Bunların dışında kadının toplumdaki konumu hakkında bazı ayetler önemli bilgiler sunuyor. Örneğin kadınlar evlenince eşlerini kendileri seçebiliyor. Bu çok önemli bir husus. O dönemlerde medeniyetin beşiği olarak kabul edilen Yunanistan ve birçok Batı bölgelerinde kadınların kendi eşlerini kendileri seçemediği biliniyor. Kadın evlenmeden önce babasının, evlendikten sonra kocasın himayesindeydi. Avesta’dan kadınların daha özgür oldukları anlaşılıyor. Yasna’nın bazı ayetlerinde Zerdüşt’ün küçük kızının evliliğinden bahseder. Ki kadınlarla ilgili ilk ayet Zerdüşt’ün kızıyla ilgili olandır. “Sen eşini seçtiğinde, kendi bilgeliğine başvur. Kendi bilgeliğin ve inancına göre kararını ver” (Y.53/3). Gerçekten de Avesta’nın hiçbir yerinde erkeğin kadından üstün olduğuna dair veya ona hizmet etmesi gerektiğine dair herhangi bir ayet (Stenza) yok. Genel olarak birlikte iyi işler yapın, birbirinize sahip çıkın der. İyi ve doğru olmayı emreder.
Kadın ve ritüeller
Aerpatistan rahiplere ayrılmış bölüm. Bu bölümün tamamı günümüze ulaşmamış ancak hâlihazırda var olan bilgiler kadınlar ve faaliyetleri konusunda bazı bilgiler veriyor. O dönemde insanlar çoğunlukla çiftçilikle uğraşırdı. Kadınlar ve erkekler ancak ritüeller, ibadetler esnasında işlerini bir kenara bırakabilirlerdi. Avesta’nın ilk dönemlerinde kadınlar bu ritüellere görevli olarak katılabiliyordu. Tapınaklarda ateşi (Zerdüştlükte en önemli kutsal simge) korurlardı. “Visperet” bölümünde mevsimsel ayinlerden bahsedilir. Kadınlara ve erkeklere seslenilerek bu ayinlere katılmaları istenir.

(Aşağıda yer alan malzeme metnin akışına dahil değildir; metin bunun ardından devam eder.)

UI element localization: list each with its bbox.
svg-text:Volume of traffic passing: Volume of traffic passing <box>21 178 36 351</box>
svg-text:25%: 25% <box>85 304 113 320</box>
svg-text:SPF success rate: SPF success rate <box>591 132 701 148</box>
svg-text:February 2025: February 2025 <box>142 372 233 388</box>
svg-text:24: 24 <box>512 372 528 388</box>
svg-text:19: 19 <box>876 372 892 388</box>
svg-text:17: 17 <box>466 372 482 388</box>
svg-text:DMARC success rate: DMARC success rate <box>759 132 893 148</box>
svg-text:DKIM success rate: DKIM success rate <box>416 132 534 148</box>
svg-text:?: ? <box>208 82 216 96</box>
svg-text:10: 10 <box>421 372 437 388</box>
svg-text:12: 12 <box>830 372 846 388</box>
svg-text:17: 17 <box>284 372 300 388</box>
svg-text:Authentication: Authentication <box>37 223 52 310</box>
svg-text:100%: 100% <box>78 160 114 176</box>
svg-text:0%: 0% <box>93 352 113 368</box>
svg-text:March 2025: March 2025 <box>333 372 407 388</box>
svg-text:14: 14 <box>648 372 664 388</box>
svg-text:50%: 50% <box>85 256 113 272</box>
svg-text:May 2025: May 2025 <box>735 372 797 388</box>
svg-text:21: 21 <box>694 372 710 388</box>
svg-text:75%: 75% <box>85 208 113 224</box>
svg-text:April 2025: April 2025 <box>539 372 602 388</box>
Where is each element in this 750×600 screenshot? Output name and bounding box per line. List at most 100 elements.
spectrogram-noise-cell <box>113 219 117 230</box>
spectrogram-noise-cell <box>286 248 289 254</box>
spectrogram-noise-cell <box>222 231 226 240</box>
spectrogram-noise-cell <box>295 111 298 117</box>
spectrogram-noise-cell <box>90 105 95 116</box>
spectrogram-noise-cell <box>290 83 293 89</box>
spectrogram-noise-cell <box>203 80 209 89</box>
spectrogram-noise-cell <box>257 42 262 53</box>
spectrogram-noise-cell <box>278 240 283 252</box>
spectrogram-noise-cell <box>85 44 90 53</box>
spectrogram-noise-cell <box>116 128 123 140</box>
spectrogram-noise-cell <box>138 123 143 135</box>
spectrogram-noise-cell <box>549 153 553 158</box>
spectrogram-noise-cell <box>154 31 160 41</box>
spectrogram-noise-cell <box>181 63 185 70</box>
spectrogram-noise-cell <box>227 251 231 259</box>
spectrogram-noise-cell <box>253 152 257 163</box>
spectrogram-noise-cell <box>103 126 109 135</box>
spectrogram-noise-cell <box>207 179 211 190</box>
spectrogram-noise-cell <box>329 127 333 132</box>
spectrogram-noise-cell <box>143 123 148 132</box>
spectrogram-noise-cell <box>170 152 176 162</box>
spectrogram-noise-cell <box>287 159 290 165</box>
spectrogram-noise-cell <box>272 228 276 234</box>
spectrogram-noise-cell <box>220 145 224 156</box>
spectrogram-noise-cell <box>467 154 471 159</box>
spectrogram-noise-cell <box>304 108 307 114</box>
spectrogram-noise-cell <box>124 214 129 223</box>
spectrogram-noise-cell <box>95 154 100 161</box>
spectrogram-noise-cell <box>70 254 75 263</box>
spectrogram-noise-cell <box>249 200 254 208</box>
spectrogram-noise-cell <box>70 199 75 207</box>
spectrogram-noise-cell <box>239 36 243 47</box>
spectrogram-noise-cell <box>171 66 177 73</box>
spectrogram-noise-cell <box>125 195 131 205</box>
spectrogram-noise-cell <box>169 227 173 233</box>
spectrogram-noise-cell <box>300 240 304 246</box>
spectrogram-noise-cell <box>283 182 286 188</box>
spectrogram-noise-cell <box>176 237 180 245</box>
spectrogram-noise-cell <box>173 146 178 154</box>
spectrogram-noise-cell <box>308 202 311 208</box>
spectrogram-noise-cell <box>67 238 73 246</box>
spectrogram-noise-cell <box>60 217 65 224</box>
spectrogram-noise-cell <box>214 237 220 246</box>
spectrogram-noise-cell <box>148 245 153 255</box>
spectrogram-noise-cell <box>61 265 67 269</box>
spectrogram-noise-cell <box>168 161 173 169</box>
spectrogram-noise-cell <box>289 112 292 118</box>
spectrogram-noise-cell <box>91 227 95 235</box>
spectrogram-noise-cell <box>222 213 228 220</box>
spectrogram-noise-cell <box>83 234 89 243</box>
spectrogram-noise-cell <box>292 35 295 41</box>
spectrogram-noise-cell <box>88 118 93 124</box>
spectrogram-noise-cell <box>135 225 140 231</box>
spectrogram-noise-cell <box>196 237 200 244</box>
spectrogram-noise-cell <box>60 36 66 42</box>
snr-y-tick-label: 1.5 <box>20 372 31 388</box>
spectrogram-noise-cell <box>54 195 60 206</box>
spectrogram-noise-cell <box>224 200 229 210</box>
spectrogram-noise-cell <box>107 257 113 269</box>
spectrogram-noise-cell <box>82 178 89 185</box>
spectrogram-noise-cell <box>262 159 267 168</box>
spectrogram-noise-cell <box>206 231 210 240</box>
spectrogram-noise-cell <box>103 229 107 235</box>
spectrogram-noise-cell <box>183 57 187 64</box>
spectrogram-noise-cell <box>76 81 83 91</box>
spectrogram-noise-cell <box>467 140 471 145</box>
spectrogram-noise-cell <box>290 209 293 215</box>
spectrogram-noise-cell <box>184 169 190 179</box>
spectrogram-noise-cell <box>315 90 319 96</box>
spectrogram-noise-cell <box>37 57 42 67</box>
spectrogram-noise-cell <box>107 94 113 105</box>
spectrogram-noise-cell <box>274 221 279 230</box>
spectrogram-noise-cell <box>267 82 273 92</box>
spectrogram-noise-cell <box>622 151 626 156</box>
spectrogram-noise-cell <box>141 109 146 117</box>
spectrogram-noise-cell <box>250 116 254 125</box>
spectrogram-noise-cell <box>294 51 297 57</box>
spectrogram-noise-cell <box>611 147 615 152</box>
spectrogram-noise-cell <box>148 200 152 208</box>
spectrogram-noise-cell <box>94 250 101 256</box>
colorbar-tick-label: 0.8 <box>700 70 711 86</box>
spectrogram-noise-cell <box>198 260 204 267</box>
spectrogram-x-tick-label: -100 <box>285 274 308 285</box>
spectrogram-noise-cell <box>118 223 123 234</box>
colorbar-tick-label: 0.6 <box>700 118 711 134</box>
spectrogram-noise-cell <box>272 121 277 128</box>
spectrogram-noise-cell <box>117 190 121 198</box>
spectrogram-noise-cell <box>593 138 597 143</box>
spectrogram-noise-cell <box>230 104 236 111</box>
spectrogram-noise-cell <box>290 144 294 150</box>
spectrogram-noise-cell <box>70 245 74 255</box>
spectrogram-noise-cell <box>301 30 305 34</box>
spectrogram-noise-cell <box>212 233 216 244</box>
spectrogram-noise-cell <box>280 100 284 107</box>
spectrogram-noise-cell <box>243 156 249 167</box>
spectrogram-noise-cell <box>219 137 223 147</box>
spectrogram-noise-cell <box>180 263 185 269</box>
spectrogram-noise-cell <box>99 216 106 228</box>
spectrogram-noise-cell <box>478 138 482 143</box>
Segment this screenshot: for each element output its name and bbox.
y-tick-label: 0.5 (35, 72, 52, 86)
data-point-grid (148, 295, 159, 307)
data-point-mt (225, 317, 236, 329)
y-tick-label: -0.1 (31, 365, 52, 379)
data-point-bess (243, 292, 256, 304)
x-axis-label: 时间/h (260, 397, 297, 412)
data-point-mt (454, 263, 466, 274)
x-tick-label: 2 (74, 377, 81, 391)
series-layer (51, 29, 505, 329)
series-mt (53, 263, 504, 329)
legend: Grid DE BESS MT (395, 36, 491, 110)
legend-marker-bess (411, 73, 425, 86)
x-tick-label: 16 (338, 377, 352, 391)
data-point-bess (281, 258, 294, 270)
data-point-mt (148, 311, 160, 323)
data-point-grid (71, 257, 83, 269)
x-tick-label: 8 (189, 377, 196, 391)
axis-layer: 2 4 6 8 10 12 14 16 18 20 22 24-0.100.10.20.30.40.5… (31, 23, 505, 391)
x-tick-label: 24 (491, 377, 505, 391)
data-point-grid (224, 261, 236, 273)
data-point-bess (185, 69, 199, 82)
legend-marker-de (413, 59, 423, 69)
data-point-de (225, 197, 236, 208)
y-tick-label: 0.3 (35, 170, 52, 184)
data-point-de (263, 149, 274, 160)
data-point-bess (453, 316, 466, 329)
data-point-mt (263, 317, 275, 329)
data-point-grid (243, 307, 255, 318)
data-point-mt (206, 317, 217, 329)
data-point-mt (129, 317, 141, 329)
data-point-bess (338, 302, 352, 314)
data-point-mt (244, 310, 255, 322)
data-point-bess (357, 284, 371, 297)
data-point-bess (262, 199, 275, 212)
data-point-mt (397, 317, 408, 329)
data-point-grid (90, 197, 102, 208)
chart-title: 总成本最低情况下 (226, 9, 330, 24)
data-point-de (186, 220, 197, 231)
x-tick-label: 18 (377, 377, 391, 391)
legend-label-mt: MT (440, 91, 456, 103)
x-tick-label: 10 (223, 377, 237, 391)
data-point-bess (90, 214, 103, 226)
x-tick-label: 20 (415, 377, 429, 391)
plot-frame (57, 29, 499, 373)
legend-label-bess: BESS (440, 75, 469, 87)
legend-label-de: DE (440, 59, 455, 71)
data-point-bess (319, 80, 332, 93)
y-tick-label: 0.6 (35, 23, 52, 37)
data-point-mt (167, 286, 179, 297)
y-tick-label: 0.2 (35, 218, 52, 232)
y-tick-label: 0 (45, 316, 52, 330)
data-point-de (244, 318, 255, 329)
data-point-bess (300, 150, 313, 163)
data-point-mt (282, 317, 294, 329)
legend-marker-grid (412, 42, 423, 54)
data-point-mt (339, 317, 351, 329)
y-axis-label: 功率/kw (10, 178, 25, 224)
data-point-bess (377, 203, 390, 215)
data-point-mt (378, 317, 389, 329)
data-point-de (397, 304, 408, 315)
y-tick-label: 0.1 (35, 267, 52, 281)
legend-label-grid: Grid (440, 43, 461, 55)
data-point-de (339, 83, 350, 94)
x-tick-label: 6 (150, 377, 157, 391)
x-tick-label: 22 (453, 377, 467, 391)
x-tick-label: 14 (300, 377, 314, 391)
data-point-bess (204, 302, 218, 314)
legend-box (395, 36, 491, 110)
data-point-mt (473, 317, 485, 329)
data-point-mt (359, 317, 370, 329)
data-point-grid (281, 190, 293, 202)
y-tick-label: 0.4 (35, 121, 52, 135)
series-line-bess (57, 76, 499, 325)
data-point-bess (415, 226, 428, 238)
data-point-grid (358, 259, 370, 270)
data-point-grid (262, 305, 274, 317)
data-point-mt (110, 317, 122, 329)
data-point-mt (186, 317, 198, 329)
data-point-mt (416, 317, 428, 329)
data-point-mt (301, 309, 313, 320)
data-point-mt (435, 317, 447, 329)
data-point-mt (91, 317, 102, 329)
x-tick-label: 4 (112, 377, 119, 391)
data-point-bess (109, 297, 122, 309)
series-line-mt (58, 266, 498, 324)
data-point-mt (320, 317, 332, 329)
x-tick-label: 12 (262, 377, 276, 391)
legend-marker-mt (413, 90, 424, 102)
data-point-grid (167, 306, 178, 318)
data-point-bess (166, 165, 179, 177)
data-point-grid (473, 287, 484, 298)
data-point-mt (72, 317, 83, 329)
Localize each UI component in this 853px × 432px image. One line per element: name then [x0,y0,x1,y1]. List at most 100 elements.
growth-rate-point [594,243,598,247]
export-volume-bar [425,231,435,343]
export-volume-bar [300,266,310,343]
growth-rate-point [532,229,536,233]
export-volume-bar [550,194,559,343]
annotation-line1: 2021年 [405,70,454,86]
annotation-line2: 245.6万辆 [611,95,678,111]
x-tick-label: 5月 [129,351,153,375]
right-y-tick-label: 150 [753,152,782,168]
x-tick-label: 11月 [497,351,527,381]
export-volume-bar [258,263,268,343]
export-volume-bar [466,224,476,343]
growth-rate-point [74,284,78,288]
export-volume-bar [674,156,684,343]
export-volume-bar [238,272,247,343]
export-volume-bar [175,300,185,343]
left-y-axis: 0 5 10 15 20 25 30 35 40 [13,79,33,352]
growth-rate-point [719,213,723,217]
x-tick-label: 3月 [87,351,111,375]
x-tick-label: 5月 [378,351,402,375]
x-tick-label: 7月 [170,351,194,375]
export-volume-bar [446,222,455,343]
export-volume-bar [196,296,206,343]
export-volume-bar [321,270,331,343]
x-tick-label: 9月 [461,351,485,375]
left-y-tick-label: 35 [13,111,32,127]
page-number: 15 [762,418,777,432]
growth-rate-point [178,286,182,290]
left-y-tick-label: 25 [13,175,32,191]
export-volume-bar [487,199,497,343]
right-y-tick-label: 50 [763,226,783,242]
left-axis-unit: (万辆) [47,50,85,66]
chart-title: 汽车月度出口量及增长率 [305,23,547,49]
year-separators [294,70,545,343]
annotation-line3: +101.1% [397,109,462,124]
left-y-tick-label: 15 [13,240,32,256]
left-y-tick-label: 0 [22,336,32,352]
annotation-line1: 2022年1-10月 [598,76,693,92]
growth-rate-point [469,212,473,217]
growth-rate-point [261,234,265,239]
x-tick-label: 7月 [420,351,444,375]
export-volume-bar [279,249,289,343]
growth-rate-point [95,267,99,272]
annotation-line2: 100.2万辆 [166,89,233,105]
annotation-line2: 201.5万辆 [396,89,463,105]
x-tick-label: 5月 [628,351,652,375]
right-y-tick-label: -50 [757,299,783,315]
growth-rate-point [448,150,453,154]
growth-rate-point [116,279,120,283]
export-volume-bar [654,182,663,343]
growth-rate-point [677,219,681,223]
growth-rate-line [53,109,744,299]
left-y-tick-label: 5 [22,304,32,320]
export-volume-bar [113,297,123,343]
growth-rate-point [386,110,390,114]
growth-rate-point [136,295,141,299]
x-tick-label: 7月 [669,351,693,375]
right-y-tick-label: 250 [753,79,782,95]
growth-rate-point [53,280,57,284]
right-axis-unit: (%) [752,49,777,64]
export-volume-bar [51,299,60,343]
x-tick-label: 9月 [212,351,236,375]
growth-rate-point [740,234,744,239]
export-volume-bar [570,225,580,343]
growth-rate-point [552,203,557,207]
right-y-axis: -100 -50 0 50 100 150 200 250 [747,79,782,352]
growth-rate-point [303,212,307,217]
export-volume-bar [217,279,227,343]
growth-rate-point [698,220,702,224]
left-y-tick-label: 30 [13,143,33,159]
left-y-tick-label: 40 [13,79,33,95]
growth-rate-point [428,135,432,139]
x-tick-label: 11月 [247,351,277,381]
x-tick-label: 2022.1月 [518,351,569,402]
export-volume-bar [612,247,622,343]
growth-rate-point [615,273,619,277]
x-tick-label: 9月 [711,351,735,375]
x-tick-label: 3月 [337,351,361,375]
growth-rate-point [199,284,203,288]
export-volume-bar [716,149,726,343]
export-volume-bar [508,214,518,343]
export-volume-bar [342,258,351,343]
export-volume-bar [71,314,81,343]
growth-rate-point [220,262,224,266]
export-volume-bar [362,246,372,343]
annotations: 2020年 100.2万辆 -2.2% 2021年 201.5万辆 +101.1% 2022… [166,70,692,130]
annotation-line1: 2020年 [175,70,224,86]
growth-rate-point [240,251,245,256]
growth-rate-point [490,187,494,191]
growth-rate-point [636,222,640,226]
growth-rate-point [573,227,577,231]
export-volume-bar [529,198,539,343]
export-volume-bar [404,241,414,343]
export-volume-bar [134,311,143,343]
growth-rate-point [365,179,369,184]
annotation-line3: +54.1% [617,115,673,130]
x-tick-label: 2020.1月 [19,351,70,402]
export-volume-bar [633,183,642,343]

Göründüğü gibi ilk zamanlarda kadınlar bu inançta din görevlisi olarak yer alabiliyordu. Toplumda saygın bir yeri vardı. Fakat zamanla diğer inançların ve toplumların da etkisiyle bu durum değişmiş ve orijinal doktrinden uzaklaşılmış. Vendidad'lar bölümünde (Avesta’nın daha sonraki dönemlere ait bölümü) kadınların toplumdaki statüsünün gerilediği görülüyor. Yine de Zerdüştlükte kadın hakları birçok diğer toplumlara göre daha iyi konumdaydı.
Avesta’da kadınlara dair olumsuz en önemli bölümler adet dönemine dair bölümlerdir. Bu bölümlerden anlaşıldığı kadarıyla kadınlar adet dönemindeyken "kirli" kabul edilir ve toplumdan izole edilirdi. Ateşle teması yasaklanırdı.